On our quickie vacation a few weeks ago we stopped in a hippie coffee shop. My wife and I both LOVE these types of places. I think we like to pretend to be hippies for moments... the lifestyle is romantic, I guess. But we wouldn't do well with never washing the dirty dreads in our hair or going barefoot all day or eating all organic veggies... or smoking weed. but we like their fair trade coffee shops.
Anyway, I picked up a book off the futon in that coffee shop around Asheville, NC. It was the famous Dostoevsky (I like how his name is pronounced) novel - The Brothers Karamazov. I read the 1st chapter & then we left. It got me wanting to read a good story!
so, I turned to the guy who is one of the greatest writers in my opinion, Brian McLaren. I started on the 3rd book in his awesome trilogy... The Last Word and the Word After That. It's the 3rd & final part in the New Kind of Christian trilogy. This stuff is the only fiction I've read since like 7th grade. I just don't read fiction because I don't have time. There's too much to learn!
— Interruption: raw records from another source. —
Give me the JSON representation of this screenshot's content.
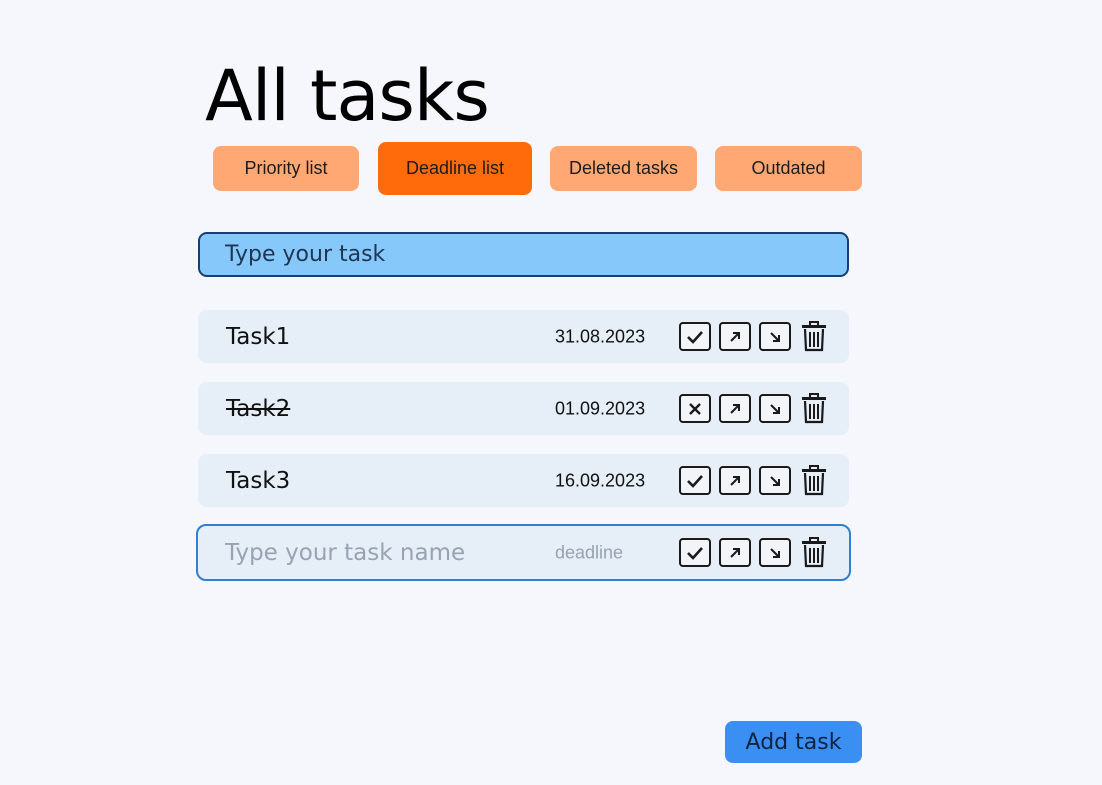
{
  "page": {
    "title": "All tasks"
  },
  "tabs": [
    {
      "label": "Priority list",
      "active": false
    },
    {
      "label": "Deadline list",
      "active": true
    },
    {
      "label": "Deleted tasks",
      "active": false
    },
    {
      "label": "Outdated",
      "active": false
    }
  ],
  "new_task": {
    "placeholder": "Type your task"
  },
  "tasks": [
    {
      "name": "Task1",
      "date": "31.08.2023",
      "status": "done-check",
      "strikethrough": false
    },
    {
      "name": "Task2",
      "date": "01.09.2023",
      "status": "cancel-x",
      "strikethrough": true
    },
    {
      "name": "Task3",
      "date": "16.09.2023",
      "status": "done-check",
      "strikethrough": false
    }
  ],
  "editing_task": {
    "name_placeholder": "Type your task name",
    "date_placeholder": "deadline"
  },
  "icons": {
    "check": "check-icon",
    "cross": "x-icon",
    "up": "arrow-up-right-icon",
    "down": "arrow-down-right-icon",
    "delete": "trash-icon"
  },
  "add_button": {
    "label": "Add task"
  },
  "colors": {
    "background": "#f5f7fc",
    "tab": "#ffa874",
    "tab_active": "#ff6b0a",
    "input_bg": "#87c8fb",
    "input_border": "#173f75",
    "row_bg": "#e6eef7",
    "edit_border": "#2f7fd3",
    "add_button": "#3b8ff2"
  }
}
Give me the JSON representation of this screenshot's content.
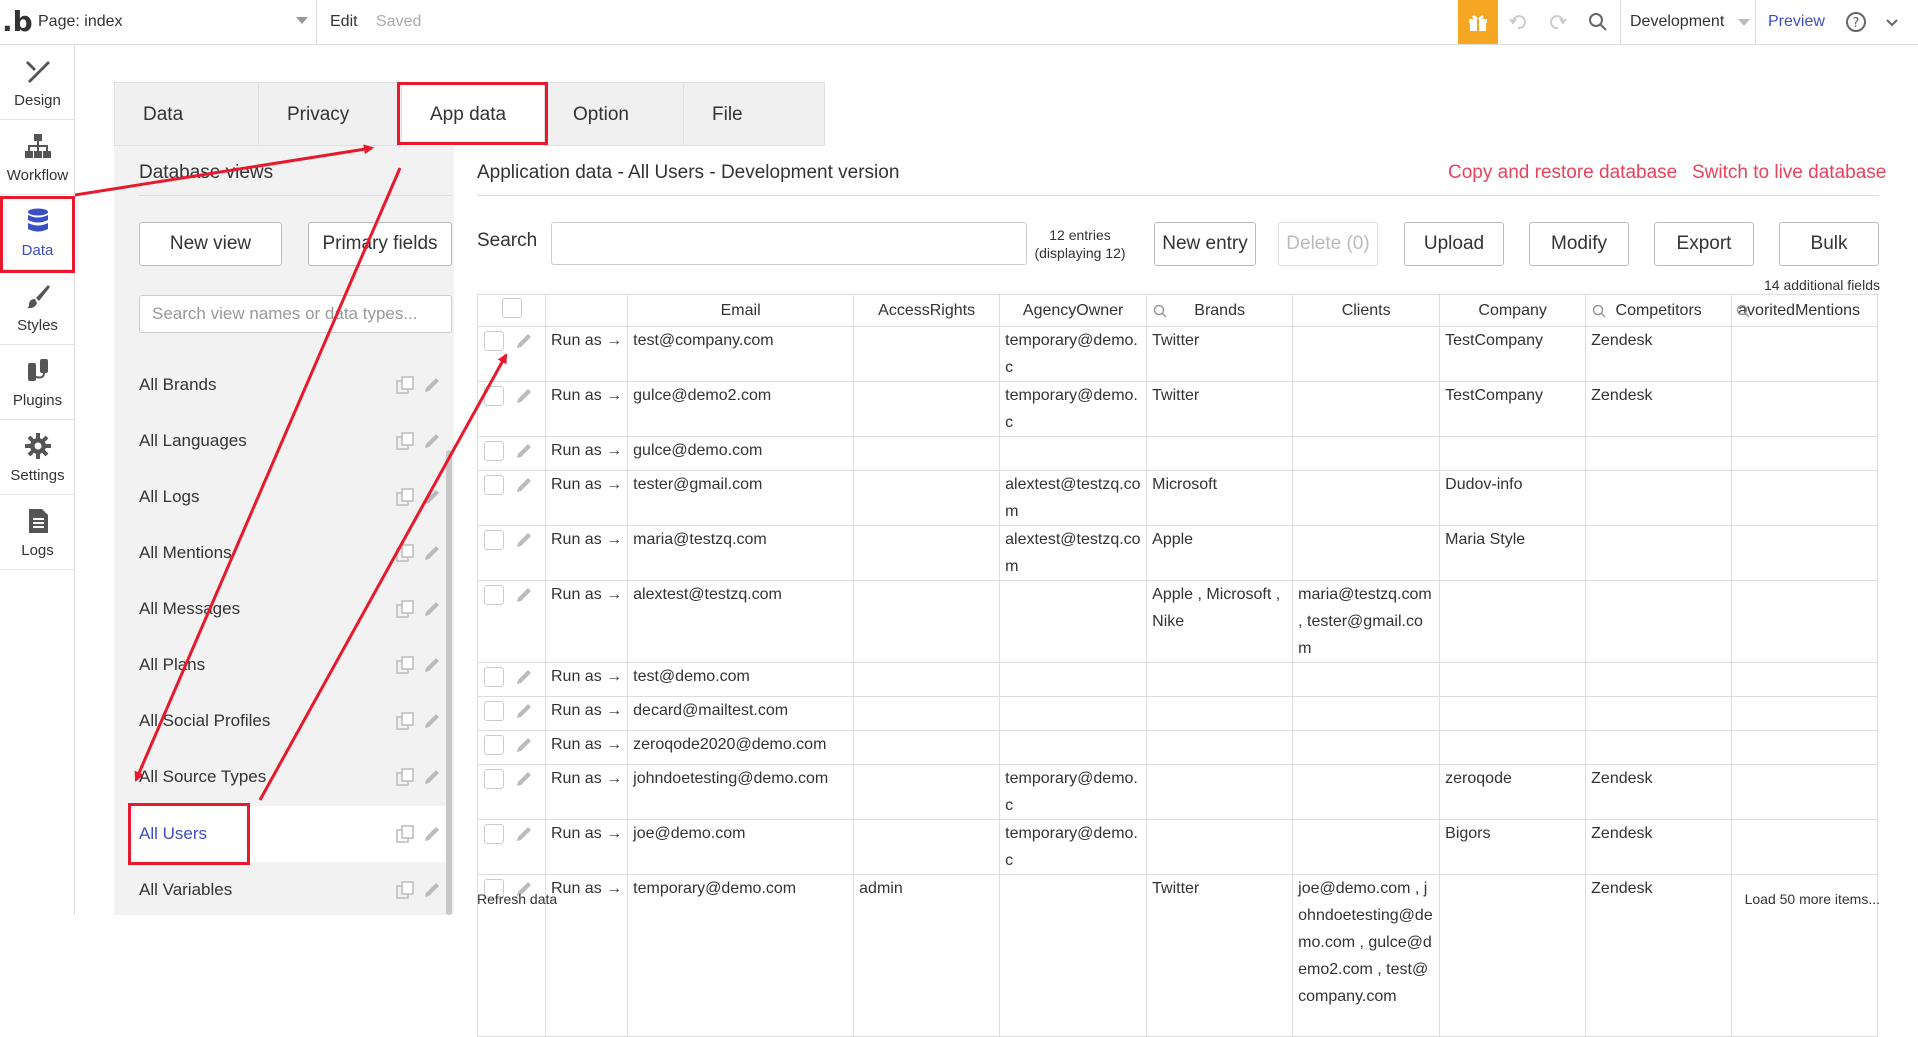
{
  "topbar": {
    "logo": ".b",
    "page_label": "Page: index",
    "edit": "Edit",
    "saved": "Saved",
    "environment": "Development",
    "preview": "Preview"
  },
  "leftnav": [
    {
      "label": "Design",
      "icon": "design-icon"
    },
    {
      "label": "Workflow",
      "icon": "workflow-icon"
    },
    {
      "label": "Data",
      "icon": "database-icon"
    },
    {
      "label": "Styles",
      "icon": "brush-icon"
    },
    {
      "label": "Plugins",
      "icon": "plug-icon"
    },
    {
      "label": "Settings",
      "icon": "gear-icon"
    },
    {
      "label": "Logs",
      "icon": "document-icon"
    }
  ],
  "tabs": [
    "Data types",
    "Privacy",
    "App data",
    "Option sets",
    "File manager"
  ],
  "views": {
    "title": "Database views",
    "new_view": "New view",
    "primary_fields": "Primary fields",
    "search_placeholder": "Search view names or data types...",
    "items": [
      "All Brands",
      "All Languages",
      "All Logs",
      "All Mentions",
      "All Messages",
      "All Plans",
      "All Social Profiles",
      "All Source Types",
      "All Users",
      "All Variables"
    ]
  },
  "main": {
    "title": "Application data - All Users - Development version",
    "copy_restore": "Copy and restore database",
    "switch_live": "Switch to live database",
    "search_label": "Search",
    "entries_line1": "12 entries",
    "entries_line2": "(displaying 12)",
    "new_entry": "New entry",
    "delete": "Delete (0)",
    "upload": "Upload",
    "modify": "Modify",
    "export": "Export",
    "bulk": "Bulk",
    "additional_fields": "14 additional fields",
    "refresh": "Refresh data",
    "load_more": "Load 50 more items..."
  },
  "table": {
    "run_as": "Run as →",
    "headers": [
      "Email",
      "AccessRights",
      "AgencyOwner",
      "Brands",
      "Clients",
      "Company",
      "Competitors",
      "avoritedMentions"
    ],
    "rows": [
      [
        "test@company.com",
        "",
        "temporary@demo.c",
        "Twitter",
        "",
        "TestCompany",
        "Zendesk",
        ""
      ],
      [
        "gulce@demo2.com",
        "",
        "temporary@demo.c",
        "Twitter",
        "",
        "TestCompany",
        "Zendesk",
        ""
      ],
      [
        "gulce@demo.com",
        "",
        "",
        "",
        "",
        "",
        "",
        ""
      ],
      [
        "tester@gmail.com",
        "",
        "alextest@testzq.com",
        "Microsoft",
        "",
        "Dudov-info",
        "",
        ""
      ],
      [
        "maria@testzq.com",
        "",
        "alextest@testzq.com",
        "Apple",
        "",
        "Maria Style",
        "",
        ""
      ],
      [
        "alextest@testzq.com",
        "",
        "",
        "Apple , Microsoft , Nike",
        "maria@testzq.com , tester@gmail.com",
        "",
        "",
        ""
      ],
      [
        "test@demo.com",
        "",
        "",
        "",
        "",
        "",
        "",
        ""
      ],
      [
        "decard@mailtest.com",
        "",
        "",
        "",
        "",
        "",
        "",
        ""
      ],
      [
        "zeroqode2020@demo.com",
        "",
        "",
        "",
        "",
        "",
        "",
        ""
      ],
      [
        "johndoetesting@demo.com",
        "",
        "temporary@demo.c",
        "",
        "",
        "zeroqode",
        "Zendesk",
        ""
      ],
      [
        "joe@demo.com",
        "",
        "temporary@demo.c",
        "",
        "",
        "Bigors",
        "Zendesk",
        ""
      ],
      [
        "temporary@demo.com",
        "admin",
        "",
        "Twitter",
        "joe@demo.com , johndoetesting@demo.com , gulce@demo2.com , test@company.com",
        "",
        "Zendesk",
        ""
      ]
    ]
  },
  "colors": {
    "accent": "#3b4fc4",
    "annotation": "#e8182d",
    "link_red": "#e8435a",
    "gift": "#f5a623"
  }
}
BUT, this is different. I learn just as much (maybe more) from McLaren's fiction as I do almost any other books! They are masterpieces... brilliant! And I try to keep a really nice balance of reading a wide variety of authors... but this guy is just SO GOOD. He's an amazing writer. So, of course he's gonna get the opportunity to bend my ear a little more because it is straight up fun reading him. [despite all the warnings to "beware" of this "heretic"... well, maybe not despite... because I always go pick up a book that I am warned against. ha, I guess it's just my nature.]
*Oh, and see who I think McLaren looks A LOT like HERE. They could be twins! don't you think?
It's a fiction novel, but I wanted to share this great stuff below just from the introduction! (just Brian's intro before the novel actually began...)
"I believe that God is good. No thought I have ever had about God is better than God actually is. ... I have never overestimated how good God is because God's goodness overflows far beyond the limits of human understanding." [very beautiful and so true. I NEED to be reminded of this much more often. this literally makes me lift my heart up in unrestrained worship every time I read it! stop & read it again... That thought is so amazing!]
"if your concept of God is radically false, the more devoted you are, the worse off you will be." [that is a great statement in SO MANY ways]
"perhaps the dysfunctions of the Christian religion can be traced not to God as God really is but to views of God..."
*** "God's justice is always merciful and God's mercy is always just."
"deep in our hearts, we don't fully love God because we are not fully confident that God is fully good."
"clarity is good, but sometimes intrigue may be even more precious; clarity tends to put an end to further thinking, whereas intrigue makes one think more intensely, broadly, and deeply." [Jesus is a great example of this.]
** "we often seek clarity at the expense of truth: we would rather have something simple and clear than continue to search beyond convention for a truth that won't resolve to a neat formula, label, category, or pat answer." [OOOOHH!!! that one really hits home these days for many people. this is so right on about all of us believers today who are products of modernity. it's not necessarily our "fault", BUT now we need to fix it & CHANGE.]
"Deconstruction is not destruction; it is hope."
***[deconstruction] "sometimes, our constructed laws get in the way of unseen justice, our undeconstructed words get in the way of communication, our institutions get in the way of the purposes for which they were constructed, our formulations get in the way of meaning, our curricula get in the way of learning." [SO ironic!!! so true. so sad.]
"one must deconstruct... in the hope that something better will appear once the constructions-become-obstructions have been taken apart."
"Is anything undeconstructable? Obviously, while God and God's mysteries would be beyond human deconstruction, it makes sense that anything constructed by humans would also be deconstructable by them--including human formulations about God and God's mysteries."
[definition] = "Perhaps deconstruction, then, could be seen as the search for God and God's mysteries when human constructions may be obscuring them: it is an endeavor hoping eventually to fail, for when it fails and reaches the Undeconstructable, it has reached the goal of it's pursuit." [beautiful]
"asking me--as people often do--whether I'm an inclusivist or a universalist is like asking a vegetarian whether she prefers steak, pork, or venison."
[Dr. Walter Brueggermann's guidelines for theological educators...]
"1 Don't tell students more than they are ready for or can handle.
2 Don't tell them anything they'll have to unlearn later on." [MAN, do we ever need to follow those guidelines!!!]
OK, now I really want to hear some of YOUR thoughts! WHAT DO YOU THINK OF SOME OF THESE QUOTES?